Fleet Street is steeling itself for a new round of musical chairs following Max Hastings' surprise resignation yesterday as editor of the Daily Telegraph.

Mr Hastings, 49, told Conrad Black, chairman of and principal shareholder in the Telegraph titles, that he was stepping down from the job he had held for 10 years to take over as editor of the London Evening Standard. Stewart Steven, the Standard's editor, will retire at the end of the year.

Mr Black paid tribute to Mr Hastings in a statement: "In his time as editor, [he] had led the Daily Telegraph to an unprecedented status as a full-priced, full-service quality broadsheet, pre-eminent in its field. He has rendered particularly distinguished service in the last two years of intensified circulation competition, which the Daily Telegraph has endured satisfactorily, retaining its market leadership while continuing to publish profitably."

Mr Black added: "He strongly felt that after 10 years it was time to move on and he has accepted the editorship of a non-competing newspaper, the Evening Standard."

Although a successor to Mr Hastings will not be announced until next Wednesday, Charles Moore, editor of the Sunday Telegraph, is being heavily tipped by insiders. Dominic Lawson, in charge of the Spectator, is another leading candidate. But observers believe his lack of national newspaper editorial experience may mean he takes over the Sunday title.

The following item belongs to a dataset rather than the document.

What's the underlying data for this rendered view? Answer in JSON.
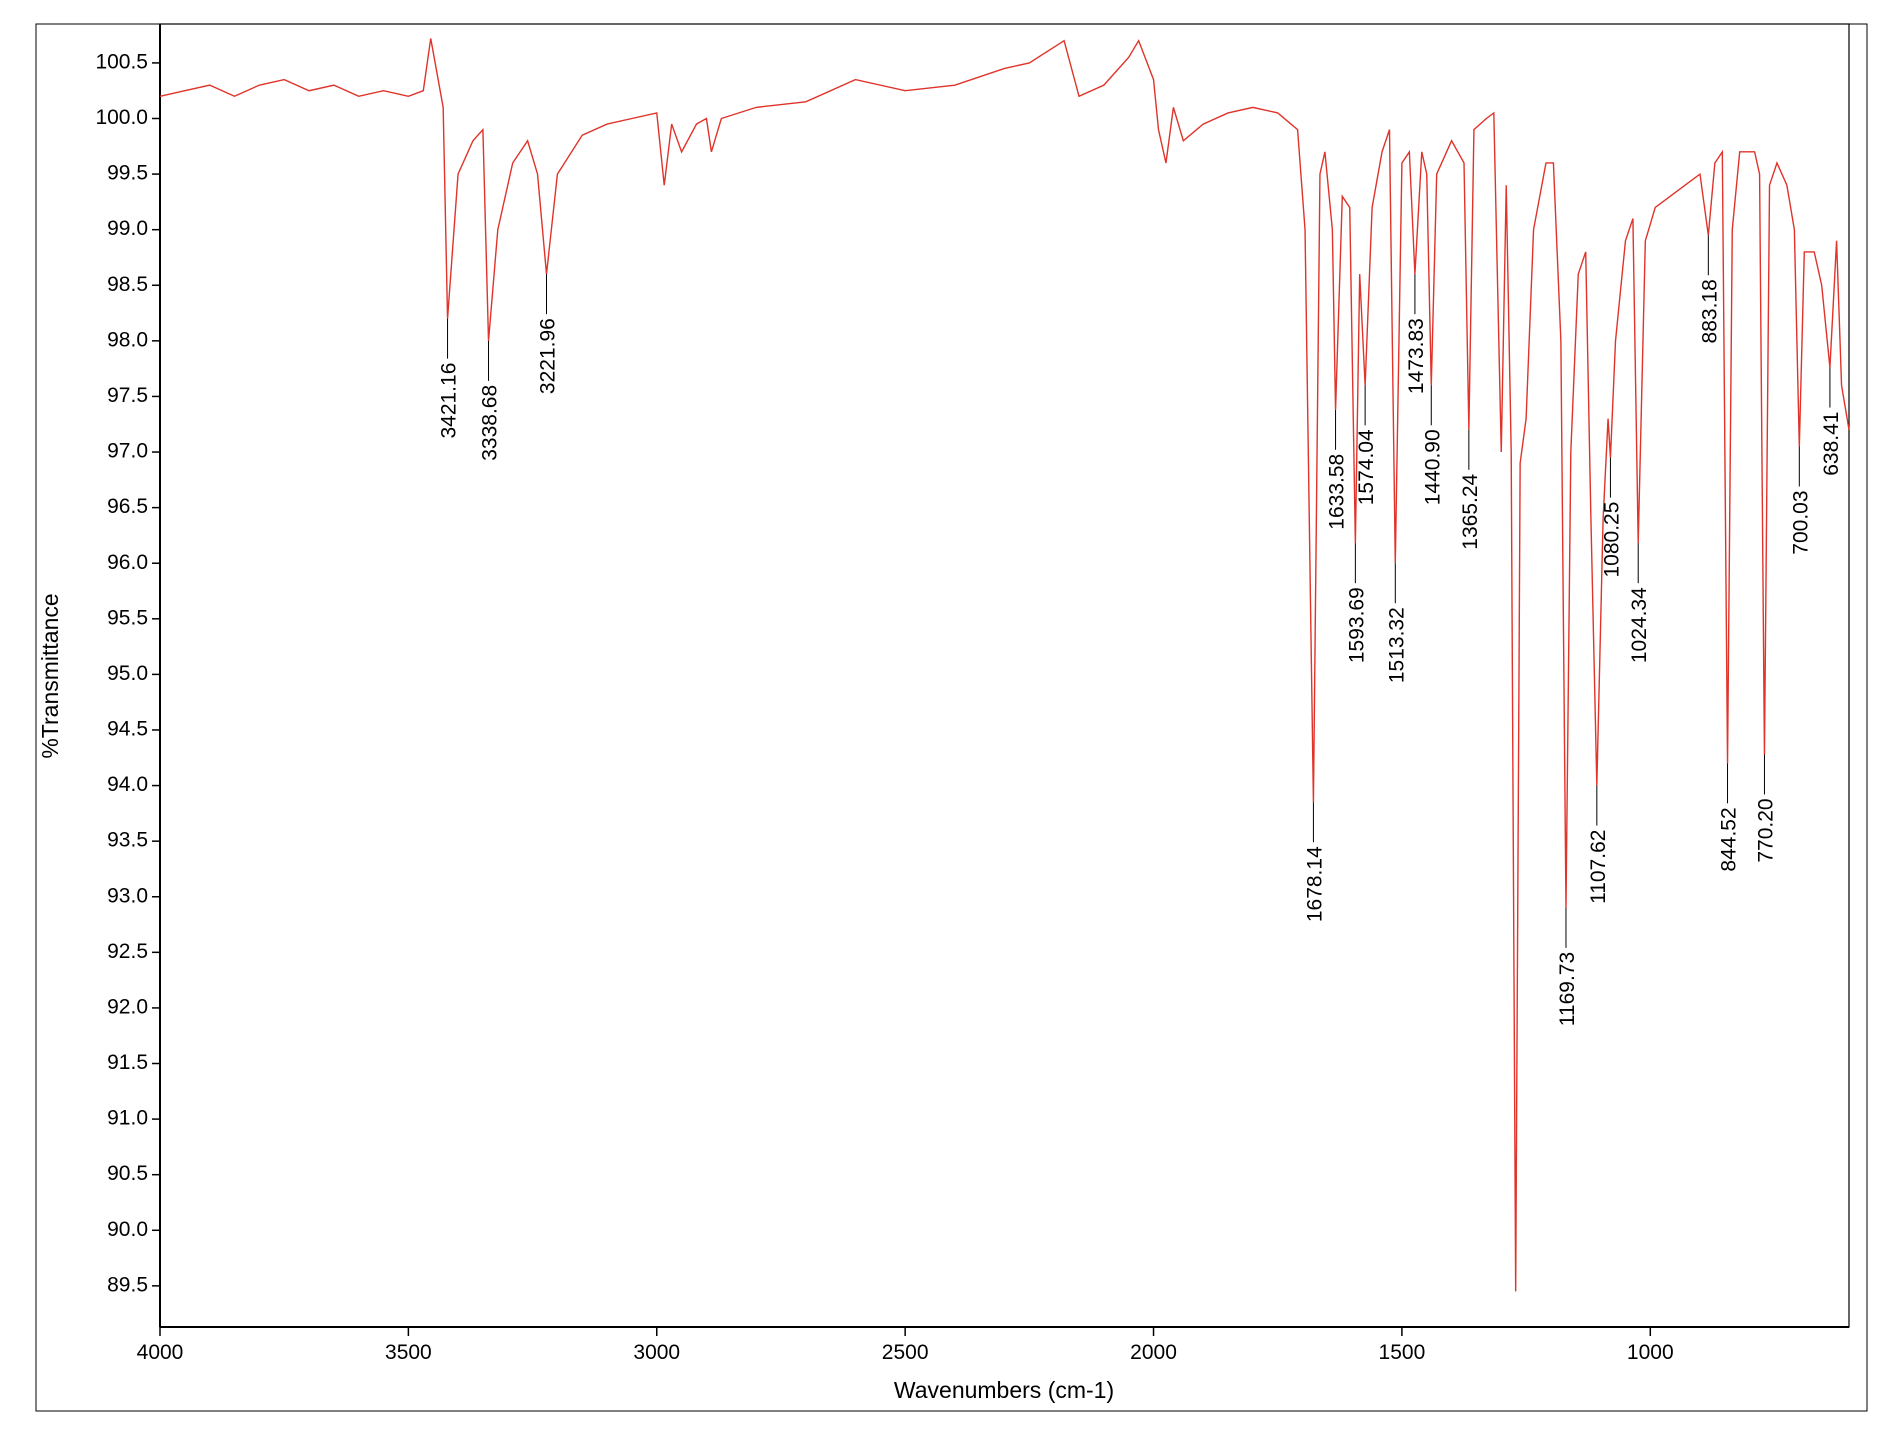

Speculation that Mr Hastings may have been about to leave had been circulating for at least a year, but his resignation is believed to have surprised staff .

Stephen Grabiner, managing director of the Telegraph group, said Mr Hastings' departure had not been precipitated by any falling out; he had been head- hunted.

Although sorry to see Mr Steven leaving, senior staff at the Evening Standard were pleased with his replacement. There had been fears that in the drive to shore up circulation, the paper would be dragged downmarket. But the appointment of what one journalist described as "essentially a liberal editor" has reassured many.

Mr Hastings made his reputation at the Standard, first as editor of its Londoner's Diary gossip column and then as war correspondent in the Falklands. At the Telegraph, he is credited with helping the paper shed its crusty, staid image and holding circulation steady at more than 1 million in a vicious price war with the Times.